JMIR Form Res. 2025 Jun 25;9:e74043. doi: 10.2196/74043.
ABSTRACT
BACKGROUND: Despite national asthma care guidelines, care gaps persist between best-practice and clinical practice, contributing to poor health outcomes. The Provider Asthma Assessment Form (PAAF) is an electronic asthma management and Knowledge Translation tool with an embedded decision support algorithm for severe and/or uncontrolled asthma, designed to support evidence-based asthma management.
OBJECTIVE: In this study, we aimed to document baseline asthma practice patterns and determine whether the broader intervention of PAAF integration into a primary care electronic medical record (EMR) improves evidence-based asthma diagnosis and management.
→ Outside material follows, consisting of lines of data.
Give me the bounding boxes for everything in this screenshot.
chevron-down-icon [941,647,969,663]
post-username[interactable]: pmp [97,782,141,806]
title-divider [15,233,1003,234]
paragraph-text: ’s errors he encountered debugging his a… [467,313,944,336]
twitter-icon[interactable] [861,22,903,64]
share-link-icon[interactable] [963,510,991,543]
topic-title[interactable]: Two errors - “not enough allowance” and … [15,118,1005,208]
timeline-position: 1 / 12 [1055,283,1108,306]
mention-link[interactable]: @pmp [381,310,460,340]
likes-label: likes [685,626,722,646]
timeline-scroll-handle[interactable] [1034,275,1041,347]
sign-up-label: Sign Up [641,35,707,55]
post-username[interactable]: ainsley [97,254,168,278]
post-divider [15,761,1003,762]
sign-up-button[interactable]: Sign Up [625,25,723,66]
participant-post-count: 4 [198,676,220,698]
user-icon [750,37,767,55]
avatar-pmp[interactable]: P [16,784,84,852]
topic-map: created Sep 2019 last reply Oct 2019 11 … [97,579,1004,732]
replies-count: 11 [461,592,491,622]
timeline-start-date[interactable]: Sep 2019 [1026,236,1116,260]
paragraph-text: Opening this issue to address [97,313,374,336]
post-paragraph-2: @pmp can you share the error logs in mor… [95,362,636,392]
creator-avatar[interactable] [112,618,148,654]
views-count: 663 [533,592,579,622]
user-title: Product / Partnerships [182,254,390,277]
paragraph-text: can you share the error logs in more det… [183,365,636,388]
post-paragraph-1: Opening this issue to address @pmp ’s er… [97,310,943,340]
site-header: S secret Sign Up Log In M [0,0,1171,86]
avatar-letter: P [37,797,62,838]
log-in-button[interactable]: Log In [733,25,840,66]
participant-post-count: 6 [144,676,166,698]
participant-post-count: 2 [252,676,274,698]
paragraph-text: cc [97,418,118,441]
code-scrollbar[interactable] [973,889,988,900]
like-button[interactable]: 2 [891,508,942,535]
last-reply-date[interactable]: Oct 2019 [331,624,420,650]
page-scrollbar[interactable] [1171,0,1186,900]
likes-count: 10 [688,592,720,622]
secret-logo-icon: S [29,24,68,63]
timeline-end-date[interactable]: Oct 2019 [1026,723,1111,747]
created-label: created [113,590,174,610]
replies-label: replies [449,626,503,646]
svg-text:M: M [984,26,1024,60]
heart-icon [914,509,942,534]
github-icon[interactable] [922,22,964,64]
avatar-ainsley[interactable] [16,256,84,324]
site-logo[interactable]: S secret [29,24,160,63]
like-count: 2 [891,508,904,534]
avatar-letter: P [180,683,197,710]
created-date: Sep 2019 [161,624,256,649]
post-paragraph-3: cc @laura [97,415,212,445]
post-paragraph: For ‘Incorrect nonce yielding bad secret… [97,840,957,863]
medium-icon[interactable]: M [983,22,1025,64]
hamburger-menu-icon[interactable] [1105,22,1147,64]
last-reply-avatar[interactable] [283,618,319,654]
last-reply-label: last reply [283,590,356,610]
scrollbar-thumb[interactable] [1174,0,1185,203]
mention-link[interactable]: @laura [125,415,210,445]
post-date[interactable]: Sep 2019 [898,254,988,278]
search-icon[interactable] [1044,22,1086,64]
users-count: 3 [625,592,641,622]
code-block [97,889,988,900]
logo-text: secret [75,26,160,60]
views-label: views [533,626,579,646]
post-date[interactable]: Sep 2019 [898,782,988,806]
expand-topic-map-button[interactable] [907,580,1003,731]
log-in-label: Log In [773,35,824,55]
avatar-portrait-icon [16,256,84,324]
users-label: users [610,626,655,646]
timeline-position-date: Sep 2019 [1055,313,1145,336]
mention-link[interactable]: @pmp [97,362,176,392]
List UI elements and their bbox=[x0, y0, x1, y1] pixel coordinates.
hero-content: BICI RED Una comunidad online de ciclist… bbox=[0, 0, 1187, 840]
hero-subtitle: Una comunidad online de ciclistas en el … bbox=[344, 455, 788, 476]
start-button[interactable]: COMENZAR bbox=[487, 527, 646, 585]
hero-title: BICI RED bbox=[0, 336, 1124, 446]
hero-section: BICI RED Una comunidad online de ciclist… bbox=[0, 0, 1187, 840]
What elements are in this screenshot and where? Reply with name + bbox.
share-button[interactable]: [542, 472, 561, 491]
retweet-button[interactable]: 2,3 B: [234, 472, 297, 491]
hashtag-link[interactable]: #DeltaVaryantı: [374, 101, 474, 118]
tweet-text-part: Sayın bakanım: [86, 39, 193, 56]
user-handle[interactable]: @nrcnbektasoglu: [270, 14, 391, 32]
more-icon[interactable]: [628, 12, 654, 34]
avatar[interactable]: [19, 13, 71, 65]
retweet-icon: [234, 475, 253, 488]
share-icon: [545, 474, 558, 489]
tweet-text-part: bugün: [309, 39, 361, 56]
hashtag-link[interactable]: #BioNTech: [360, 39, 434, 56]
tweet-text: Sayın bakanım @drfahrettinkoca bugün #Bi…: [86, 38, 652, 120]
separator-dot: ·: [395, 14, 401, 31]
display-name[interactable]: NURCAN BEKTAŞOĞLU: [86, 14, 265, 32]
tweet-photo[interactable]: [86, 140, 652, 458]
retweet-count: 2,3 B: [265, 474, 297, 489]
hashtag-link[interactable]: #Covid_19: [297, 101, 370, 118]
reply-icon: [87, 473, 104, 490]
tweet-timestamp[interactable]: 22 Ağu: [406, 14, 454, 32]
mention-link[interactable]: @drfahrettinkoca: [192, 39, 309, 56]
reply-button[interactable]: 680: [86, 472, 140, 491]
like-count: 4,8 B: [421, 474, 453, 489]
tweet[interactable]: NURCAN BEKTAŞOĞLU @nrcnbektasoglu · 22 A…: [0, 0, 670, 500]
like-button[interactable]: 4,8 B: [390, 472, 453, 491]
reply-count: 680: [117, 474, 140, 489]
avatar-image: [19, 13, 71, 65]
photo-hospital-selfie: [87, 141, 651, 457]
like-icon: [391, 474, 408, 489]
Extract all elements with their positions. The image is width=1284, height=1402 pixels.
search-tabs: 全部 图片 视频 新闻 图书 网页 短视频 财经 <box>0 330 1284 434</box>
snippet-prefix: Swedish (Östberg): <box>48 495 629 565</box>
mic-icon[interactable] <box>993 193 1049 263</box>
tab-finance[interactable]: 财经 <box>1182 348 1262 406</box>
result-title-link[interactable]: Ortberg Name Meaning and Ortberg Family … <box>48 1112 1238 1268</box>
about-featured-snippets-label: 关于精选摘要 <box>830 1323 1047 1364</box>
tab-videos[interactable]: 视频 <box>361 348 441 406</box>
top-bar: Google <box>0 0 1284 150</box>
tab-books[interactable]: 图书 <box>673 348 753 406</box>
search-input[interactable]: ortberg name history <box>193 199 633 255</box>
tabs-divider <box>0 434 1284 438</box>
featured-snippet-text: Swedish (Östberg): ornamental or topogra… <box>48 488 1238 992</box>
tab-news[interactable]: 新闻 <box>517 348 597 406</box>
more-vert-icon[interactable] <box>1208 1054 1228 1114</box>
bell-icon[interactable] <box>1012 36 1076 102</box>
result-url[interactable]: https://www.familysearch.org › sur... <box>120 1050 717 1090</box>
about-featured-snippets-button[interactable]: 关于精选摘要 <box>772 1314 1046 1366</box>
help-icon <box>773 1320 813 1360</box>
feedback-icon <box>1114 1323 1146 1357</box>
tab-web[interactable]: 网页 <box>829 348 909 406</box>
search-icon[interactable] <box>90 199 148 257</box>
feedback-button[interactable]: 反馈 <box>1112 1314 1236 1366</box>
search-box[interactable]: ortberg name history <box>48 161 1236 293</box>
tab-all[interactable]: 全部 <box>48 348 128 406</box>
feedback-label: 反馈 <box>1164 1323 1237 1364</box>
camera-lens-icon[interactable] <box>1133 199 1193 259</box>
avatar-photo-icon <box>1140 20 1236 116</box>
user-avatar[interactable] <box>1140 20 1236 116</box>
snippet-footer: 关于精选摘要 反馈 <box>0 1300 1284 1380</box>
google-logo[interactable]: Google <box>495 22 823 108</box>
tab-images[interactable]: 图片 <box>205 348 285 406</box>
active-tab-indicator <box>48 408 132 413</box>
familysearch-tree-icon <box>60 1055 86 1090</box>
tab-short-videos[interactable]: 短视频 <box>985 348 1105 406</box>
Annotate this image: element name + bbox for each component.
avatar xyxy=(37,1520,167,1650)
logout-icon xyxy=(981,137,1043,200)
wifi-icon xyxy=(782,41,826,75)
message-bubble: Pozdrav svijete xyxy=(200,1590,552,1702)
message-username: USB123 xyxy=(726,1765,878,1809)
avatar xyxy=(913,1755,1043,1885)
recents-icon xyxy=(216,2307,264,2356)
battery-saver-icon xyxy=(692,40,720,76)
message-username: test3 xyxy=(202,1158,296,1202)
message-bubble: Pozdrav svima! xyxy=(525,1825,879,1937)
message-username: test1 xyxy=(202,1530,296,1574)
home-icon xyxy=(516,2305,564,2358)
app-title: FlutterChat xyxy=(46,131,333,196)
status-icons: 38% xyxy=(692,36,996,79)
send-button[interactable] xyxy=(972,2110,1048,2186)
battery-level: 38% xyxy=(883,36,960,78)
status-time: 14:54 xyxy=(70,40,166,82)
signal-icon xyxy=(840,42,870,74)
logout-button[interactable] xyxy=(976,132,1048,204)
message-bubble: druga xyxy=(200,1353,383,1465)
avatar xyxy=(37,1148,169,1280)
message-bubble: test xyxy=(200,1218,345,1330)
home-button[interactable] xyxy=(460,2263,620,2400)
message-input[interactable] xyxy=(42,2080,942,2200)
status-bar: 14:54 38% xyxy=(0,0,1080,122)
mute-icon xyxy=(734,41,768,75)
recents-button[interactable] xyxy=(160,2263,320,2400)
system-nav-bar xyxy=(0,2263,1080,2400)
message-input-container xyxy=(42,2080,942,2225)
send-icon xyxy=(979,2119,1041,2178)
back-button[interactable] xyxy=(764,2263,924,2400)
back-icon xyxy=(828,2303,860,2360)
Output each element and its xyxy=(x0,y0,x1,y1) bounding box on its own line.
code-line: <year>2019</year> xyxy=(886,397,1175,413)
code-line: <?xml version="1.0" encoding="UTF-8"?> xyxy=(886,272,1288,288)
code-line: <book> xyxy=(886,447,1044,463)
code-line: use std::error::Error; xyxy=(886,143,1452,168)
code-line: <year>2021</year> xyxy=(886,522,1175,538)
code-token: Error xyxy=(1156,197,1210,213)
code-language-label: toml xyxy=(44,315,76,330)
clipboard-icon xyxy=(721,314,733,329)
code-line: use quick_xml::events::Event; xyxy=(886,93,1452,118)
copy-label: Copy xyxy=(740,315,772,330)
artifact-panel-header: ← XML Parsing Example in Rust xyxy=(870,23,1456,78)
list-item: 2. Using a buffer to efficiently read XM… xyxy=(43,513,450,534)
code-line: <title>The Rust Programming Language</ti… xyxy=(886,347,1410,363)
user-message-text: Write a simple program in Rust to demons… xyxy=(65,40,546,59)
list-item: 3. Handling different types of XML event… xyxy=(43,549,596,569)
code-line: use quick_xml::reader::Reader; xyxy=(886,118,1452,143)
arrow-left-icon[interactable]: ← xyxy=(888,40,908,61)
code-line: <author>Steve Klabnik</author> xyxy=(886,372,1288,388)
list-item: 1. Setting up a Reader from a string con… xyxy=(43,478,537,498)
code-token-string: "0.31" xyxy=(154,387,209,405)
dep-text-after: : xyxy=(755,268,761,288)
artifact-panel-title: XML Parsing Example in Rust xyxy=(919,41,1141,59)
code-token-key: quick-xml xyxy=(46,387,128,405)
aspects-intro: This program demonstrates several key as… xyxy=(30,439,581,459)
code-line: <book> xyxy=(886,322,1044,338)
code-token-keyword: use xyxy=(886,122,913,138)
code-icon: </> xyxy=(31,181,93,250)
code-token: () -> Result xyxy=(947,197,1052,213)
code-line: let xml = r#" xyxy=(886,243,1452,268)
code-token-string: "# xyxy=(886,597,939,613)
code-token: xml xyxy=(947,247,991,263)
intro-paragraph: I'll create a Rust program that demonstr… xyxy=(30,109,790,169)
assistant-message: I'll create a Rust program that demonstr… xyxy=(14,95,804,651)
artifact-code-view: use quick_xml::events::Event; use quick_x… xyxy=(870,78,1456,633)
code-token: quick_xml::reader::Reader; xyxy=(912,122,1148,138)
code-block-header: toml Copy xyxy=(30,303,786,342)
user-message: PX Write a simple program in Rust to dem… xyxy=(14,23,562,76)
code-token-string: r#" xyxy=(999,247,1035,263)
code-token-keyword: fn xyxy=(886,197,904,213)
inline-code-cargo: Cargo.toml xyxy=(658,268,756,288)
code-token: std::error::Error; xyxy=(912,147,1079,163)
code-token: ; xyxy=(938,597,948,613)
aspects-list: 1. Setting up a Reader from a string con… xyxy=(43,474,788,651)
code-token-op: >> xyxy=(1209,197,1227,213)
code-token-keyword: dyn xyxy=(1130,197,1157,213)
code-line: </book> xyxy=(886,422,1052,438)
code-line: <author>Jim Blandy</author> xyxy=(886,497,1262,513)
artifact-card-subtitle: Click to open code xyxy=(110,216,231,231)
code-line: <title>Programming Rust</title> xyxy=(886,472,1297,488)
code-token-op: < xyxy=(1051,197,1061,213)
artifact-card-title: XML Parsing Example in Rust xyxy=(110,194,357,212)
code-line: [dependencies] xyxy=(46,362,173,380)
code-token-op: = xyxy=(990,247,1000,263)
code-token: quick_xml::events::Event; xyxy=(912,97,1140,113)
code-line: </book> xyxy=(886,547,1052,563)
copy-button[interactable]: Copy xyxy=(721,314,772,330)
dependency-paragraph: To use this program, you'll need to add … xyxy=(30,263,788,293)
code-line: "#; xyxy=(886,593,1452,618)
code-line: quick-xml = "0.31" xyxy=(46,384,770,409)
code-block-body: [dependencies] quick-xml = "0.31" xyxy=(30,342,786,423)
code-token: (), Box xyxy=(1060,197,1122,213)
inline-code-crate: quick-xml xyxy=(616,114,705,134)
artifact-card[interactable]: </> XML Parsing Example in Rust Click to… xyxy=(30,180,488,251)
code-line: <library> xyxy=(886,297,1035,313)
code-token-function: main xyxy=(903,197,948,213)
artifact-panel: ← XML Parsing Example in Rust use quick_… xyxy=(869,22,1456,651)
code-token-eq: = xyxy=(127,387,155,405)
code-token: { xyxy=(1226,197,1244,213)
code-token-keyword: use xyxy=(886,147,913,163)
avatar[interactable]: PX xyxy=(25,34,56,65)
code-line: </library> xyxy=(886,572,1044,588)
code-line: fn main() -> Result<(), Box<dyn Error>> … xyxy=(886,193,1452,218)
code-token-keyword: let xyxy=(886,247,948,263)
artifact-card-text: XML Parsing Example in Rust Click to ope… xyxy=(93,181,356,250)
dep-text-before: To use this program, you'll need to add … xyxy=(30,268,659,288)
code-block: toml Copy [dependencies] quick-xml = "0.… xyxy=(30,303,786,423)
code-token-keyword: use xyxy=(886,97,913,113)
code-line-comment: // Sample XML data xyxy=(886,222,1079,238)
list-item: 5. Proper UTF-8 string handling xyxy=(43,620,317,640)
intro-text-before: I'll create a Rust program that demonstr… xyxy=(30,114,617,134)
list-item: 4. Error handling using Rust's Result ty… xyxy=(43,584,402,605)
METHODS: We performed a single-center pre- and postobservational study at an academic Family Health Team in Kingston, Ontario, Canada. Retrospective baseline data were collected for 2 years prior to PAAF implementation from January 2018 to December 2019. Prospective postintervention data were collected from October 2022 to July 2024. A validated adult asthma EMR case definition was applied to EMR data to identify suspected or objectively confirmed asthma cases for both datasets, on which detailed manual chart abstractions were performed. A data extraction was performed for completed PAAFs.
RESULTS: There were 230 patients in the retrospective baseline and 143 patients in the postimplementation cohort. Overall, 31.3% (n=72) of patients at baseline versus 23.8% (n=34) at postimplementation had confirmed asthma. There were significantly more pulmonary function tests requested after the implementation of the PAAF (postimplementation: n=70, 49%; baseline: n=71, 30.9%; P<.001). A significantly higher percent of postimplementation patients were on single inhaler controller and reliever therapy (postimplementation: n=31, 21.7%; baseline: n=2, 0.9%; P<.001), inhaled corticosteroid/long-acting β-2 agonist therapy (postimplementation: n=36, 25.2%; baseline: n=34, 14.8%; P=.01), and inhaled corticosteroid if their asthma was uncontrolled (postimplementation: n=69, 62.2%; baseline: n=100, 43.5%; P=.002). Barriers were significantly more commonly addressed after implementation (postimplementation: n=24, 16.8%; baseline: n=11, 4.8%; P<.001). A significantly higher average number of asthma control parameters was documented when the PAAF was used (PAAF: mean 5.4, SD 1.9; manual chart abstraction: mean 2.3, SD 1.2; P<.001). Care as assessed by key Primary Care-Asthma Performance Indicators showed improvement in the postimplementation cohort, which did not reach statistical significance.
CONCLUSIONS: The multifaceted intervention of implementing the PAAF in this primary care practice was associated with improved documentation of diagnosis status and asthma control parameters and improved adherence with evidence-based recommendations for care, such as the use of pulmonary function tests and addressing barriers to effective asthma management. However, uptake was low, and key asthma care gaps were still common. Future directions should involve evaluating the impact of the PAAF on care and outcomes after widespread implementation in primary care settings and investigating methods to increase user uptake of the PAAF.